Le comité insurrecteur comptait sur l’armée, principalement sur la légion de police où il y avait beaucoup de patriotes et sur le camp de Grenelle. C’était là une funeste erreur dans laquelle le traître Grisel, capitaine au troisième bataillon de la trente-huitième demi-brigade, entretint le comité. La nécessité où l’on se croyait de se concilier l’armée fit que ce misérable fut jugé indispensable. On pensait qu’il pouvait beaucoup ; on lui laissa pénétrer les ressorts intimes de l’affaire. Au moins Babeuf et ses amis étaient-ils excusables de croire aux soldats. Les enseignements leur manquaient ; ils avaient vu les armées de la Révolution ; ils n’avaient vu ni le 18 brumaire ni le 2 décembre. Singulière illusion que celle des armées démocratiques ! Aux élections de 1849 et de 1851, presque tous les régiments donnèrent la majorité aux candidats républicains-socialistes.
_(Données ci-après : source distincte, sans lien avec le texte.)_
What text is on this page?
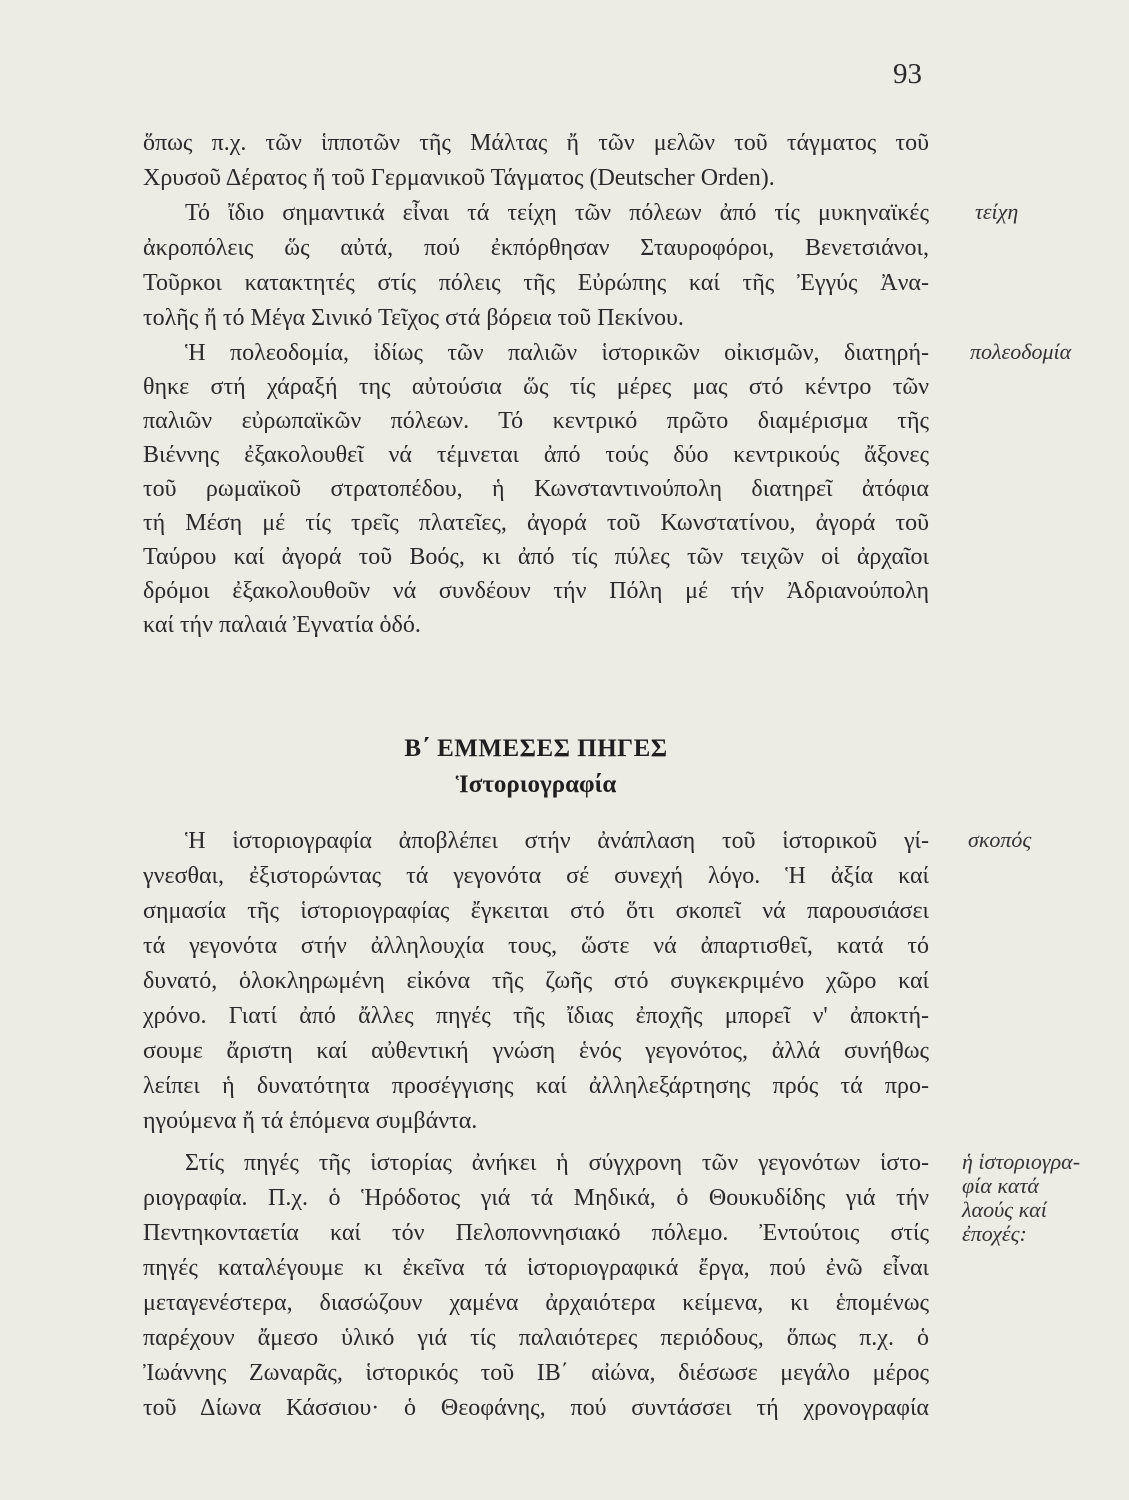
93
ὅπως π.χ. τῶν ἱπποτῶν τῆς Μάλτας ἤ τῶν μελῶν τοῦ τάγματος τοῦ
Χρυσοῦ Δέρατος ἤ τοῦ Γερμανικοῦ Τάγματος (Deutscher Orden).
Τό ἴδιο σημαντικά εἶναι τά τείχη τῶν πόλεων ἀπό τίς μυκηναϊκές
ἀκροπόλεις ὥς αὐτά, πού ἐκπόρθησαν Σταυροφόροι, Βενετσιάνοι,
Τοῦρκοι κατακτητές στίς πόλεις τῆς Εὐρώπης καί τῆς Ἐγγύς Ἀνα-
τολῆς ἤ τό Μέγα Σινικό Τεῖχος στά βόρεια τοῦ Πεκίνου.
Ἡ πολεοδομία, ἰδίως τῶν παλιῶν ἱστορικῶν οἰκισμῶν, διατηρή-
θηκε στή χάραξή της αὐτούσια ὥς τίς μέρες μας στό κέντρο τῶν
παλιῶν εὐρωπαϊκῶν πόλεων. Τό κεντρικό πρῶτο διαμέρισμα τῆς
Βιέννης ἐξακολουθεῖ νά τέμνεται ἀπό τούς δύο κεντρικούς ἄξονες
τοῦ ρωμαϊκοῦ στρατοπέδου, ἡ Κωνσταντινούπολη διατηρεῖ ἀτόφια
τή Μέση μέ τίς τρεῖς πλατεῖες, ἀγορά τοῦ Κωνστατίνου, ἀγορά τοῦ
Ταύρου καί ἀγορά τοῦ Βοός, κι ἀπό τίς πύλες τῶν τειχῶν οἱ ἀρχαῖοι
δρόμοι ἐξακολουθοῦν νά συνδέουν τήν Πόλη μέ τήν Ἀδριανούπολη
καί τήν παλαιά Ἐγνατία ὁδό.
τείχη
πολεοδομία
Β΄ ΕΜΜΕΣΕΣ ΠΗΓΕΣ
Ἱστοριογραφία
Ἡ ἱστοριογραφία ἀποβλέπει στήν ἀνάπλαση τοῦ ἱστορικοῦ γί-
γνεσθαι, ἐξιστορώντας τά γεγονότα σέ συνεχή λόγο. Ἡ ἀξία καί
σημασία τῆς ἱστοριογραφίας ἔγκειται στό ὅτι σκοπεῖ νά παρουσιάσει
τά γεγονότα στήν ἀλληλουχία τους, ὥστε νά ἀπαρτισθεῖ, κατά τό
δυνατό, ὁλοκληρωμένη εἰκόνα τῆς ζωῆς στό συγκεκριμένο χῶρο καί
χρόνο. Γιατί ἀπό ἄλλες πηγές τῆς ἴδιας ἐποχῆς μπορεῖ ν' ἀποκτή-
σουμε ἄριστη καί αὐθεντική γνώση ἑνός γεγονότος, ἀλλά συνήθως
λείπει ἡ δυνατότητα προσέγγισης καί ἀλληλεξάρτησης πρός τά προ-
ηγούμενα ἤ τά ἑπόμενα συμβάντα.
Στίς πηγές τῆς ἱστορίας ἀνήκει ἡ σύγχρονη τῶν γεγονότων ἱστο-
ριογραφία. Π.χ. ὁ Ἡρόδοτος γιά τά Μηδικά, ὁ Θουκυδίδης γιά τήν
Πεντηκονταετία καί τόν Πελοποννησιακό πόλεμο. Ἐντούτοις στίς
πηγές καταλέγουμε κι ἐκεῖνα τά ἱστοριογραφικά ἔργα, πού ἐνῶ εἶναι
μεταγενέστερα, διασώζουν χαμένα ἀρχαιότερα κείμενα, κι ἑπομένως
παρέχουν ἄμεσο ὑλικό γιά τίς παλαιότερες περιόδους, ὅπως π.χ. ὁ
Ἰωάννης Ζωναρᾶς, ἱστορικός τοῦ ΙΒ΄ αἰώνα, διέσωσε μεγάλο μέρος
τοῦ Δίωνα Κάσσιου· ὁ Θεοφάνης, πού συντάσσει τή χρονογραφία
σκοπός
ἡ ἱστοριογρα-
φία κατά
λαούς καί
ἐποχές:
On sait à quoi cela nous a servi. Quand l’autorité se dissout elle-même, quand le gouvernement perd la tête et se désorganise, il peut arriver comme en 1848 que les soldats lèvent la crosse en l’air. Mais toutes les fois que le gouvernement ne s’abandonne pas lui-même, l’armée ne lui manque pas ; c’est duperie en France que d’espérer le contraire.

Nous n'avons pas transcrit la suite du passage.